Phobie scolaire : « Il faut prendre le temps de comprendre ce qu’il se passe »

Mis à jour le 19 septembre 2024 par Salomé Jeko
Phobie scolaire : « Il faut prendre le temps de comprendre ce qu’il se passe »© Marion-Fregeac / Catherine Verdier

La rentrée scolaire est parfois très mal vécue chez certains élèves, pour qui le retour à l’école fait remonter des angoisses. D’autres, joyeux les premiers temps, peuvent progressivement décrocher, voire refuser de retourner au sein de leur établissement durant l’année. On parle alors de phobie scolaire, un phénomène qui n’a de cesse de s’amplifier, en témoigne Catherine Verdier, psychologue pour enfants et adolescents et fondatrice du centre Psyfamille à Luxembourg.

Comment repère-t-on la phobie scolaire chez l’enfant ?

La phobie scolaire peut se manifester graduellement, au fil des semaines, l’enfant n’était progressivement plus heureux de se rendre à l’école. Ou alors brusquement, lorsque du jour au lendemain, il va se retrouver incapable de franchir les grilles de son établissement. Il va devenir totalement impossible pour lui d’y entrer, certains vomissent même, ce qui est une façon d’extérioriser cette incapacité. On constate aussi des symptômes récurrents, comme les maux de ventre, qui, comme chez les adultes, signifient que quelque chose ne va pas. Les maux de tête aussi, les problèmes de sommeil, les cauchemars… Il faut être attentif à tout cela, prendre le temps de comprendre ce qu’il se passe.
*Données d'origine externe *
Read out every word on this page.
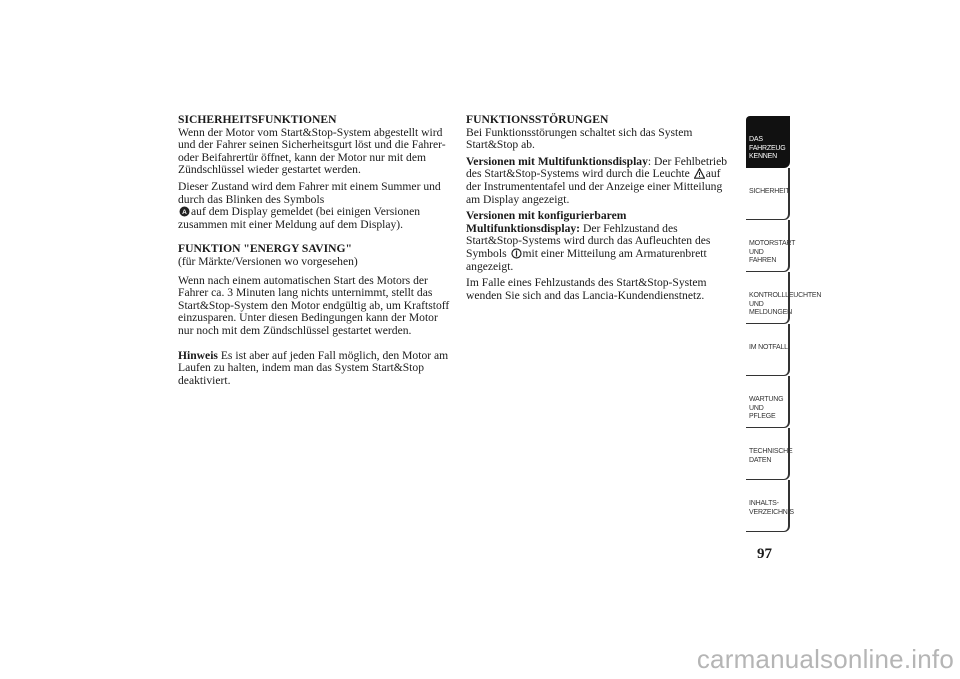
SICHERHEITSFUNKTIONEN

Wenn der Motor vom Start&Stop-System abgestellt wird und der Fahrer seinen Sicherheitsgurt löst und die Fahrer- oder Beifahrertür öffnet, kann der Motor nur mit dem Zündschlüssel wieder gestartet werden.

Dieser Zustand wird dem Fahrer mit einem Summer und durch das Blinken des Symbols

A auf dem Display gemeldet (bei einigen Versionen zusammen mit einer Meldung auf dem Display).

FUNKTION "ENERGY SAVING"

(für Märkte/Versionen wo vorgesehen)

Wenn nach einem automatischen Start des Motors der Fahrer ca. 3 Minuten lang nichts unternimmt, stellt das Start&Stop-System den Motor endgültig ab, um Kraftstoff einzusparen. Unter diesen Bedingungen kann der Motor nur noch mit dem Zündschlüssel gestartet werden.

Hinweis Es ist aber auf jeden Fall möglich, den Motor am Laufen zu halten, indem man das System Start&Stop deaktiviert.

FUNKTIONSSTÖRUNGEN

Bei Funktionsstörungen schaltet sich das System Start&Stop ab.

Versionen mit Multifunktionsdisplay: Der Fehlbetrieb des Start&Stop-Systems wird durch die Leuchte auf der Instrumententafel und der Anzeige einer Mitteilung am Display angezeigt.

Versionen mit konfigurierbarem Multifunktionsdisplay: Der Fehlzustand des Start&Stop-Systems wird durch das Aufleuchten des Symbols mit einer Mitteilung am Armaturenbrett angezeigt.

Im Falle eines Fehlzustands des Start&Stop-System wenden Sie sich and das Lancia-Kundendienstnetz.

DAS FAHRZEUG
KENNEN
SICHERHEIT
MOTORSTART UND
FAHREN
KONTROLLLEUCHTEN
UND MELDUNGEN
IM NOTFALL
WARTUNG UND
PFLEGE
TECHNISCHE
DATEN
INHALTS-
VERZEICHNIS
97
carmanualsonline.info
Quelles peuvent être les causes de cette phobie ?

Les causes varient selon les âges, mais il faut savoir que tous les enfants peuvent être concernés, sauf peut-être un peu moins ceux qui vont à la maternelle. Ça commence plutôt au primaire en général, et bien sûr au lycée. Le problème peut venir d’un simple petit malentendu, comme un devoir pour lequel l’enfant a eu une mauvaise note, qu’il n’a pas osé faire signer et qu’il doit présenter à son professeur, à des choses bien plus complexes. La cause peut être un stress, un autre enfant ou un adulte aussi. Les enfants plus petits ne veulent parfois pas quitter leur foyer, ou leurs parents, parce qu’ils ont peur pour eux par exemple. Les plus grands peuvent souffrir du regard des autres, se sentir mal à l’aise, ne pas être intégrés à un groupe – ce qui est un besoin primordial à l’adolescence.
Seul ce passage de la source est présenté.